Unlike the suits, Baker never borrows Patrick Jane's iconic 1971 Citroën DS, which has become almost a character in its own right. The rare car, which is part of Jay Leno famous motor collection, was personally selected by Baker when the show's producers asked for his input. "I was involved with a lot of the development of the character and they came to me around two episodes in and said 'we think you're going to need a car, what one would you like?' I said a Citroën DS and they looked at me like I had two heads. They searched high and low to find it, but I felt he had to drive something old with lots of character."

With fellow Aussies Nicole Kidman and Naomi Watts as godmothers to two of his children and his own stock on the up, how does this devoted family man deal with the prying eyes of the media? "There are pros and cons to everything.
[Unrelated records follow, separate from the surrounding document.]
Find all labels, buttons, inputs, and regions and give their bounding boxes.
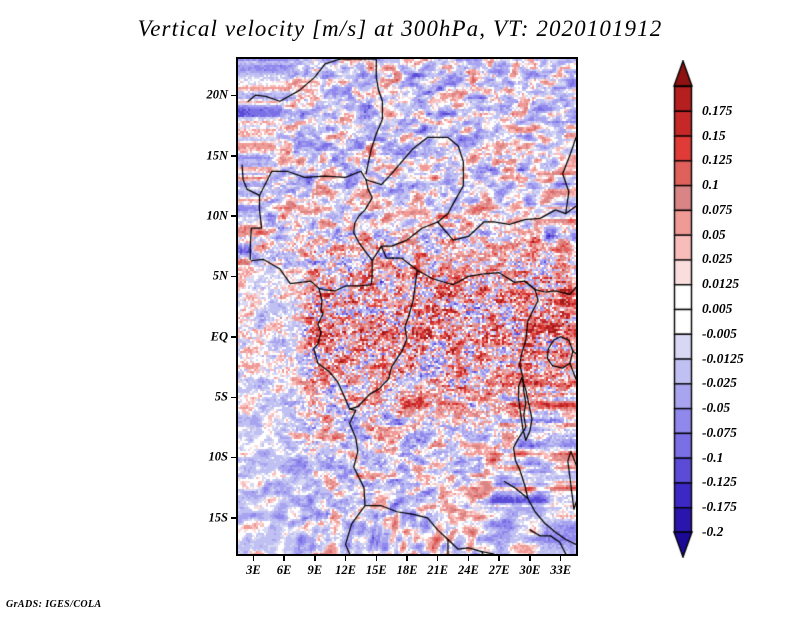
y-axis-tick-label: 15N: [180, 148, 228, 163]
x-axis-tick: [314, 556, 316, 561]
colorbar-tick-label: -0.175: [702, 499, 737, 515]
x-axis-tick-label: 12E: [335, 563, 356, 578]
x-axis-tick-label: 27E: [489, 563, 510, 578]
colorbar: [671, 60, 695, 558]
colorbar-tick-label: 0.175: [702, 103, 732, 119]
y-axis-tick-label: EQ: [180, 329, 228, 344]
x-axis-tick: [498, 556, 500, 561]
x-axis-tick: [468, 556, 470, 561]
x-axis-tick: [560, 556, 562, 561]
x-axis-tick-label: 15E: [366, 563, 387, 578]
x-axis-tick-label: 9E: [308, 563, 323, 578]
x-axis-tick-label: 18E: [397, 563, 418, 578]
colorbar-tick-label: -0.0125: [702, 351, 744, 367]
x-axis-tick-label: 6E: [277, 563, 292, 578]
colorbar-tick-label: -0.1: [702, 450, 723, 466]
x-axis-tick-label: 21E: [427, 563, 448, 578]
x-axis-tick-label: 33E: [550, 563, 571, 578]
colorbar-tick-label: 0.0125: [702, 276, 739, 292]
page-title: Vertical velocity [m/s] at 300hPa, VT: 2…: [0, 16, 800, 42]
colorbar-tick-label: 0.15: [702, 128, 726, 144]
colorbar-tick-label: 0.1: [702, 177, 719, 193]
colorbar-swatches: [671, 60, 695, 558]
x-axis-tick-label: 3E: [246, 563, 261, 578]
y-axis-tick-label: 5S: [180, 390, 228, 405]
y-axis-tick: [231, 397, 236, 399]
y-axis-tick-label: 5N: [180, 269, 228, 284]
colorbar-tick-label: 0.025: [702, 251, 732, 267]
y-axis-tick-label: 10N: [180, 208, 228, 223]
y-axis-tick: [231, 215, 236, 217]
footer-credit: GrADS: IGES/COLA: [6, 599, 102, 610]
x-axis-tick: [345, 556, 347, 561]
y-axis-tick-label: 10S: [180, 450, 228, 465]
colorbar-tick-label: -0.05: [702, 400, 730, 416]
map-plot-panel: [236, 57, 578, 556]
x-axis-tick: [376, 556, 378, 561]
colorbar-tick-label: -0.025: [702, 375, 737, 391]
colorbar-tick-label: -0.005: [702, 326, 737, 342]
colorbar-tick-label: -0.125: [702, 474, 737, 490]
x-axis-tick: [437, 556, 439, 561]
colorbar-tick-label: -0.2: [702, 524, 723, 540]
colorbar-tick-label: 0.005: [702, 301, 732, 317]
y-axis-tick-label: 20N: [180, 88, 228, 103]
y-axis-tick: [231, 336, 236, 338]
x-axis-tick: [283, 556, 285, 561]
x-axis-tick-label: 30E: [519, 563, 540, 578]
x-axis-tick-label: 24E: [458, 563, 479, 578]
x-axis-tick: [253, 556, 255, 561]
y-axis-tick: [231, 155, 236, 157]
y-axis-tick: [231, 276, 236, 278]
x-axis-tick: [529, 556, 531, 561]
colorbar-tick-label: -0.075: [702, 425, 737, 441]
colorbar-tick-label: 0.05: [702, 227, 726, 243]
x-axis-tick: [406, 556, 408, 561]
country-borders-overlay: [238, 59, 576, 554]
colorbar-tick-label: 0.125: [702, 152, 732, 168]
y-axis-tick: [231, 95, 236, 97]
colorbar-tick-label: 0.075: [702, 202, 732, 218]
y-axis-tick: [231, 517, 236, 519]
y-axis-tick: [231, 457, 236, 459]
y-axis-tick-label: 15S: [180, 510, 228, 525]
There's a sense of acceptance but at times it can be awkward with my family but people are by and large respectful of me when I'm out with my wife and kids", he admits.

"I don't notice it as much in Los Angeles because it's a zoo for celebrities but when I'm outside of it, it becomes more prominent."
His family is now based full-time in Los Angeles, and although Baker and his wife have toyed with the idea of becoming US citizens, Australia will always be their home. "I'm incredibly proud of being Australian, and very patriotic - of course I miss home but I chose life in a profession that's nomadic so I have to move to where the work is, that's the tradition for actors", he says. "But in my heart, home for me is always Australia, but I'm comfortable relaxing wherever I feel safe."

There's no denying that Australian actors punch well above their weight in Hollywood: with the likes of Nicole Kidman, Russell Crowe (technically from New Zealand), Naomi Watts, Hugh Jackman and Cate Blanchett bagging leading roles. What's the Oz secret of success? "These days every second actor you run into in LA is Australian, it used to be the British", laughs Baker. "Coming up through Australian soap operas I know that it's a very small industry there and it doesn't support all the actors. It's very difficult to get work there, but Australians have a work ethic and I think that goes a long way in this business."

As my interview with Simon comes to an end, there's time for one very important question. Will the loyal viewers of The Mentalist ever get to find out who Red John is? The mysterious character has plagued Patrick Jane's life since the death of his wife and daughter. "I think the viewers have earned the right to know who Red John is", he smiles.

"But if Patrick Jane didn't have the drive to catch him I'm not sure that he would be able to exist in the world. I mean did they ever catch the one-armed guy in The Fugitive TV series?"